The European Commission revealed at Monday night’s (15 July) Fish Council talks in Brussels that they will quickly implement sanctions unless the Faroese cease fishing for herring and bring forward a suitable plan for sustainable fishing of the stock. The Commission also confirmed they will now bring forward similar measures against Iceland on mackerel, which it says will be outlined to Member States in due course.
Earlier this year the Faroes stepped outside the long standing agreed management arrangement for the herring stock and set a quota share more than three times larger than their traditional share (from 31,940t to 105,000t). In response to this massive unilateral quota increase, the Marine Stewardship Council recently suspended the MSC eco-label certificate for the Faroese Atlantic herring fishery.
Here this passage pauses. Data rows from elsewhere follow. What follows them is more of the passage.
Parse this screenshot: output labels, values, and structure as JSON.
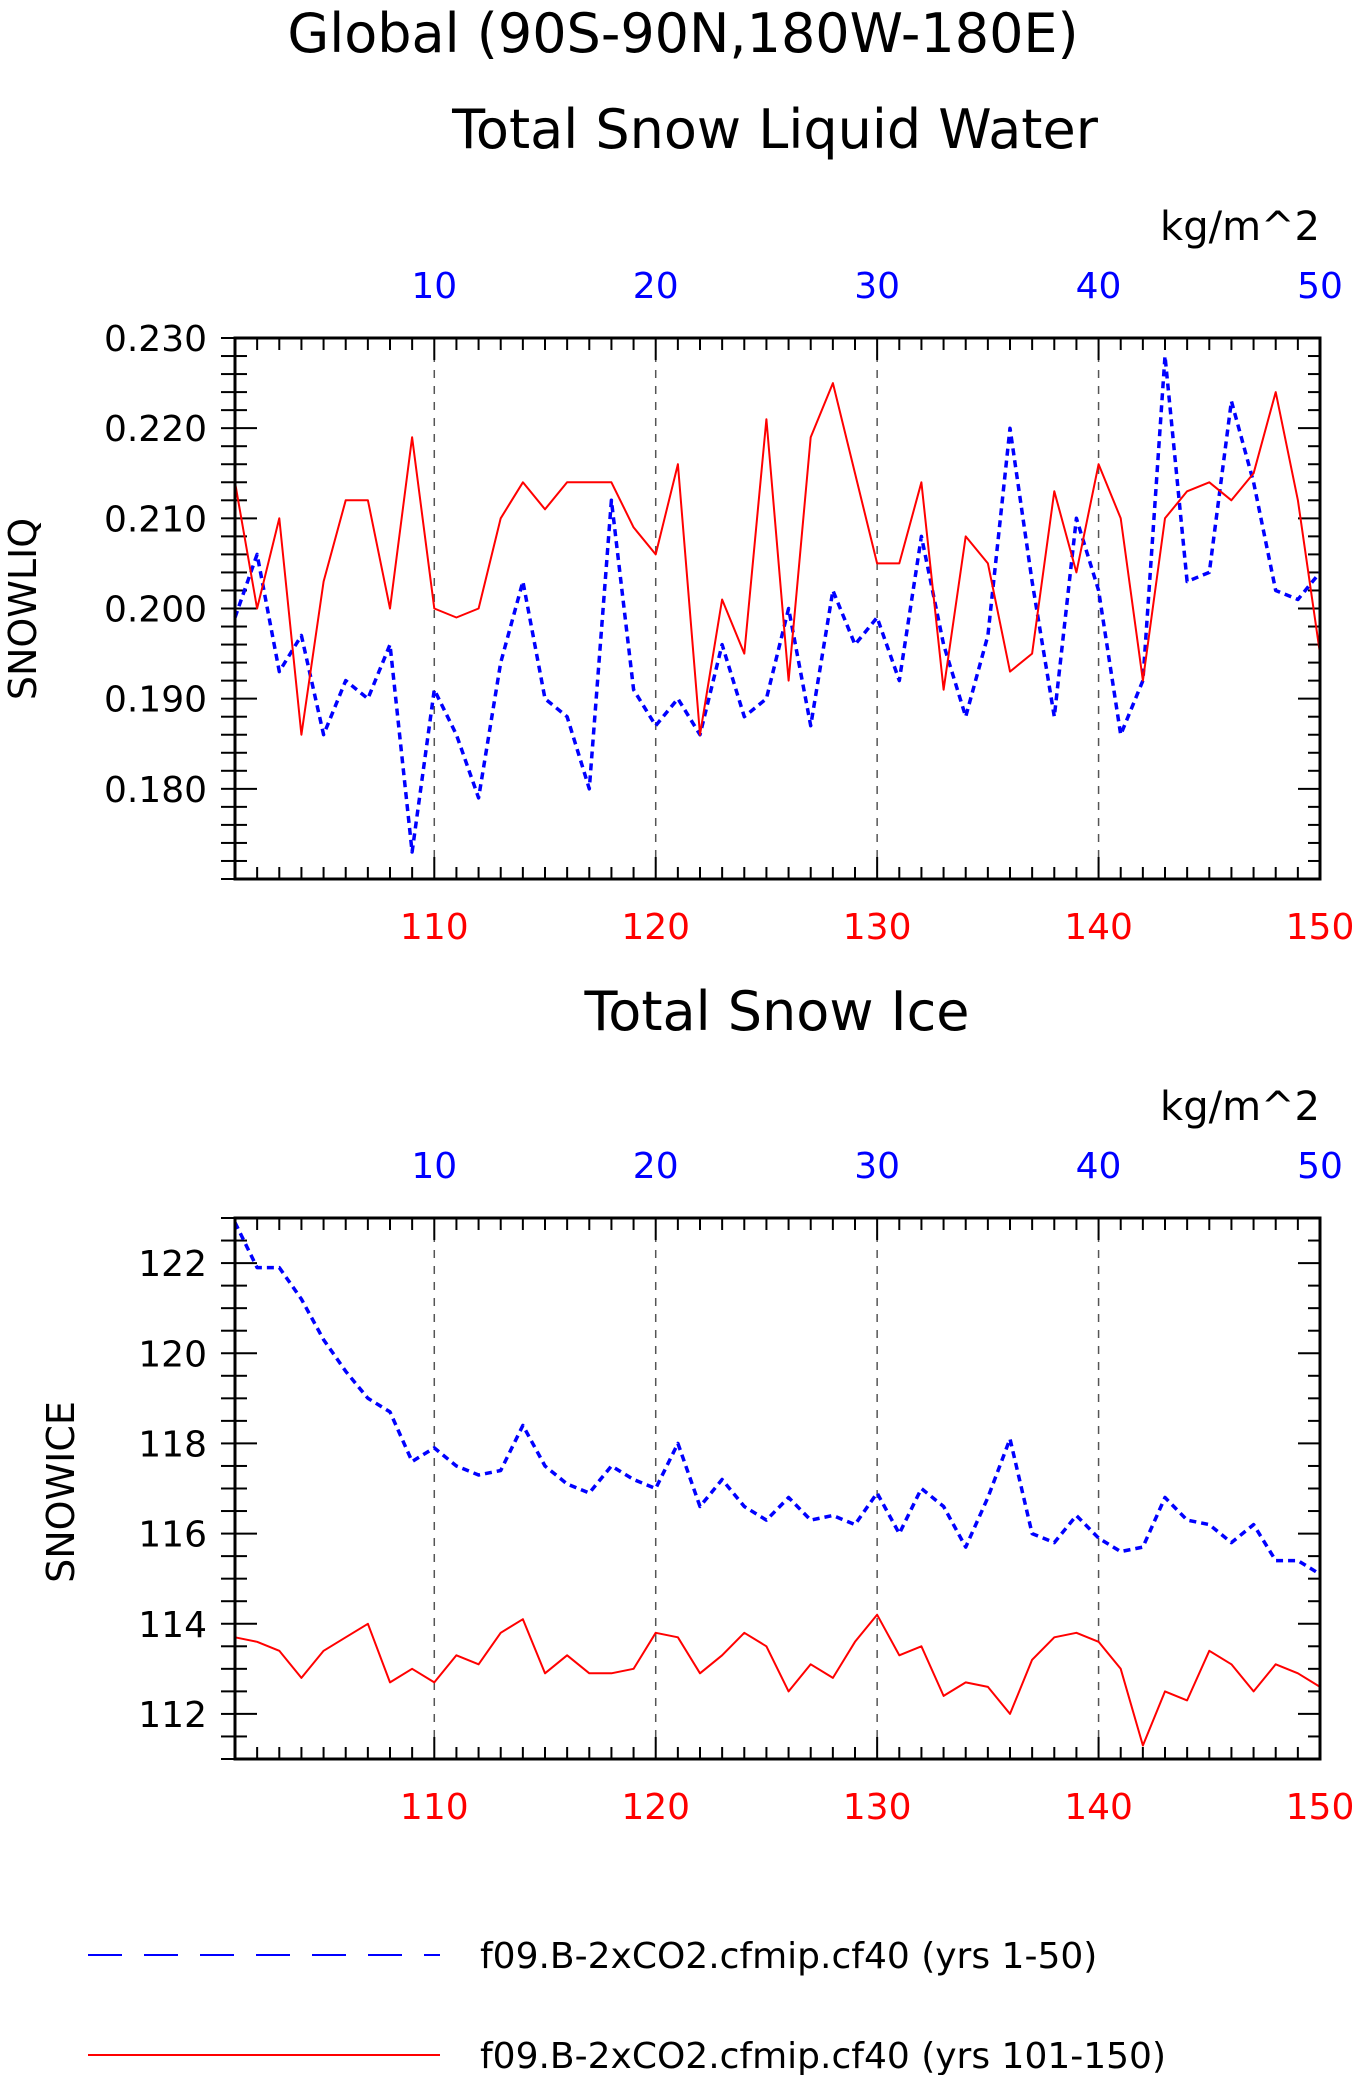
{
  "figure": {
    "title_line1": "Global (90S-90N,180W-180E)",
    "colors": {
      "blue": "#0000ff",
      "red": "#ff0000",
      "axis": "#000000",
      "grid": "#555555"
    }
  },
  "legend": [
    {
      "label": "f09.B-2xCO2.cfmip.cf40 (yrs 1-50)",
      "color": "#0000ff",
      "style": "dashed"
    },
    {
      "label": "f09.B-2xCO2.cfmip.cf40 (yrs 101-150)",
      "color": "#ff0000",
      "style": "solid"
    }
  ],
  "chart_data": [
    {
      "type": "line",
      "title": "Total Snow Liquid Water",
      "units": "kg/m^2",
      "ylabel": "SNOWLIQ",
      "ylim": [
        0.17,
        0.23
      ],
      "yticks": [
        "0.180",
        "0.190",
        "0.200",
        "0.210",
        "0.220",
        "0.230"
      ],
      "y_minor_step": 0.002,
      "grid_x": "dashed vertical at major x ticks",
      "top_axis": {
        "color": "#0000ff",
        "xlim": [
          1,
          50
        ],
        "ticks": [
          10,
          20,
          30,
          40,
          50
        ]
      },
      "bottom_axis": {
        "color": "#ff0000",
        "xlim": [
          101,
          150
        ],
        "ticks": [
          110,
          120,
          130,
          140,
          150
        ]
      },
      "series": [
        {
          "name": "f09.B-2xCO2.cfmip.cf40 (yrs 1-50)",
          "axis": "top",
          "color": "#0000ff",
          "style": "dashed",
          "x": [
            1,
            2,
            3,
            4,
            5,
            6,
            7,
            8,
            9,
            10,
            11,
            12,
            13,
            14,
            15,
            16,
            17,
            18,
            19,
            20,
            21,
            22,
            23,
            24,
            25,
            26,
            27,
            28,
            29,
            30,
            31,
            32,
            33,
            34,
            35,
            36,
            37,
            38,
            39,
            40,
            41,
            42,
            43,
            44,
            45,
            46,
            47,
            48,
            49,
            50
          ],
          "values": [
            0.199,
            0.206,
            0.193,
            0.197,
            0.186,
            0.192,
            0.19,
            0.196,
            0.173,
            0.191,
            0.186,
            0.179,
            0.194,
            0.203,
            0.19,
            0.188,
            0.18,
            0.212,
            0.191,
            0.187,
            0.19,
            0.186,
            0.196,
            0.188,
            0.19,
            0.2,
            0.187,
            0.202,
            0.196,
            0.199,
            0.192,
            0.208,
            0.196,
            0.188,
            0.197,
            0.22,
            0.203,
            0.188,
            0.21,
            0.202,
            0.186,
            0.192,
            0.228,
            0.203,
            0.204,
            0.223,
            0.214,
            0.202,
            0.201,
            0.204
          ]
        },
        {
          "name": "f09.B-2xCO2.cfmip.cf40 (yrs 101-150)",
          "axis": "bottom",
          "color": "#ff0000",
          "style": "solid",
          "x": [
            101,
            102,
            103,
            104,
            105,
            106,
            107,
            108,
            109,
            110,
            111,
            112,
            113,
            114,
            115,
            116,
            117,
            118,
            119,
            120,
            121,
            122,
            123,
            124,
            125,
            126,
            127,
            128,
            129,
            130,
            131,
            132,
            133,
            134,
            135,
            136,
            137,
            138,
            139,
            140,
            141,
            142,
            143,
            144,
            145,
            146,
            147,
            148,
            149,
            150
          ],
          "values": [
            0.214,
            0.2,
            0.21,
            0.186,
            0.203,
            0.212,
            0.212,
            0.2,
            0.219,
            0.2,
            0.199,
            0.2,
            0.21,
            0.214,
            0.211,
            0.214,
            0.214,
            0.214,
            0.209,
            0.206,
            0.216,
            0.186,
            0.201,
            0.195,
            0.221,
            0.192,
            0.219,
            0.225,
            0.215,
            0.205,
            0.205,
            0.214,
            0.191,
            0.208,
            0.205,
            0.193,
            0.195,
            0.213,
            0.204,
            0.216,
            0.21,
            0.192,
            0.21,
            0.213,
            0.214,
            0.212,
            0.215,
            0.224,
            0.212,
            0.195
          ]
        }
      ]
    },
    {
      "type": "line",
      "title": "Total Snow Ice",
      "units": "kg/m^2",
      "ylabel": "SNOWICE",
      "ylim": [
        111,
        123
      ],
      "yticks": [
        "112",
        "114",
        "116",
        "118",
        "120",
        "122"
      ],
      "y_minor_step": 0.5,
      "grid_x": "dashed vertical at major x ticks",
      "top_axis": {
        "color": "#0000ff",
        "xlim": [
          1,
          50
        ],
        "ticks": [
          10,
          20,
          30,
          40,
          50
        ]
      },
      "bottom_axis": {
        "color": "#ff0000",
        "xlim": [
          101,
          150
        ],
        "ticks": [
          110,
          120,
          130,
          140,
          150
        ]
      },
      "series": [
        {
          "name": "f09.B-2xCO2.cfmip.cf40 (yrs 1-50)",
          "axis": "top",
          "color": "#0000ff",
          "style": "dashed",
          "x": [
            1,
            2,
            3,
            4,
            5,
            6,
            7,
            8,
            9,
            10,
            11,
            12,
            13,
            14,
            15,
            16,
            17,
            18,
            19,
            20,
            21,
            22,
            23,
            24,
            25,
            26,
            27,
            28,
            29,
            30,
            31,
            32,
            33,
            34,
            35,
            36,
            37,
            38,
            39,
            40,
            41,
            42,
            43,
            44,
            45,
            46,
            47,
            48,
            49,
            50
          ],
          "values": [
            122.9,
            121.9,
            121.9,
            121.2,
            120.3,
            119.6,
            119.0,
            118.7,
            117.6,
            117.9,
            117.5,
            117.3,
            117.4,
            118.4,
            117.5,
            117.1,
            116.9,
            117.5,
            117.2,
            117.0,
            118.0,
            116.6,
            117.2,
            116.6,
            116.3,
            116.8,
            116.3,
            116.4,
            116.2,
            116.9,
            116.0,
            117.0,
            116.6,
            115.7,
            116.8,
            118.1,
            116.0,
            115.8,
            116.4,
            115.9,
            115.6,
            115.7,
            116.8,
            116.3,
            116.2,
            115.8,
            116.2,
            115.4,
            115.4,
            115.1
          ]
        },
        {
          "name": "f09.B-2xCO2.cfmip.cf40 (yrs 101-150)",
          "axis": "bottom",
          "color": "#ff0000",
          "style": "solid",
          "x": [
            101,
            102,
            103,
            104,
            105,
            106,
            107,
            108,
            109,
            110,
            111,
            112,
            113,
            114,
            115,
            116,
            117,
            118,
            119,
            120,
            121,
            122,
            123,
            124,
            125,
            126,
            127,
            128,
            129,
            130,
            131,
            132,
            133,
            134,
            135,
            136,
            137,
            138,
            139,
            140,
            141,
            142,
            143,
            144,
            145,
            146,
            147,
            148,
            149,
            150
          ],
          "values": [
            113.7,
            113.6,
            113.4,
            112.8,
            113.4,
            113.7,
            114.0,
            112.7,
            113.0,
            112.7,
            113.3,
            113.1,
            113.8,
            114.1,
            112.9,
            113.3,
            112.9,
            112.9,
            113.0,
            113.8,
            113.7,
            112.9,
            113.3,
            113.8,
            113.5,
            112.5,
            113.1,
            112.8,
            113.6,
            114.2,
            113.3,
            113.5,
            112.4,
            112.7,
            112.6,
            112.0,
            113.2,
            113.7,
            113.8,
            113.6,
            113.0,
            111.3,
            112.5,
            112.3,
            113.4,
            113.1,
            112.5,
            113.1,
            112.9,
            112.6
          ]
        }
      ]
    }
  ]
}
Ian Gatt, chief executive of the Scottish Pelagic Fishermen’s Association said: “This is welcome news and we are pleased the EC has given its commitment to deliver firm action. The irresponsible behaviour of both Faroes and Iceland in their over-fishing of key stocks cannot be allowed to continue. Their actions are threatening the sustainability of important herring and mackerel fisheries, as well as the livelihoods of fishing communities in northern Europe.
“Hopefully, this new action announced by the EC will provide the spur for both Iceland and the Faroes to return to the negotiating table and so that we can reach a fair and equitable deal.”
Irish Fisheries Minister, Simon Coveney said: “I called for and secured the agreement of Commissioner Damanaki that the EU will immediately prepare for trade restrictions against Iceland and the Faroe Islands. I received strong support from many Member States including the UK, France, Spain, Portugal, the Netherlands. Both Iceland and the Faroes have repeatedly refused to engage in any meaningful negotiations with the EU and Norway over the past five years. This is simply unacceptable as they are now fishing over 50 per cent of the scientifically recommended catch level for mackerel. I am pleased that the Commissioner and most Member States supported moving quickly during this fishing season to take strong and decisive measures. We have been left with no choice and must act against these countries being rewarded by their unsustainable and irresponsible behaviour. I regret that we have been forced to take this action but the continued absence of any meaningful attempt to negotiate by either country has left us with no alternative.”
For mackerel, Iceland has set an autonomous mackerel quota for 2013 of 123,000t or 22.7 per cent of the science based 2013 TAC (total allowable catch) while the Faroe Islands has set an autonomous mackerel quota of 159,000t or 29.3 per cent of the 2013 TAC. This means that in 2013 both countries will catch 52 per cent of the overall 2013 TAC, whereas only as recently as 2006 their joint share in the mackerel catches was just over five per cent.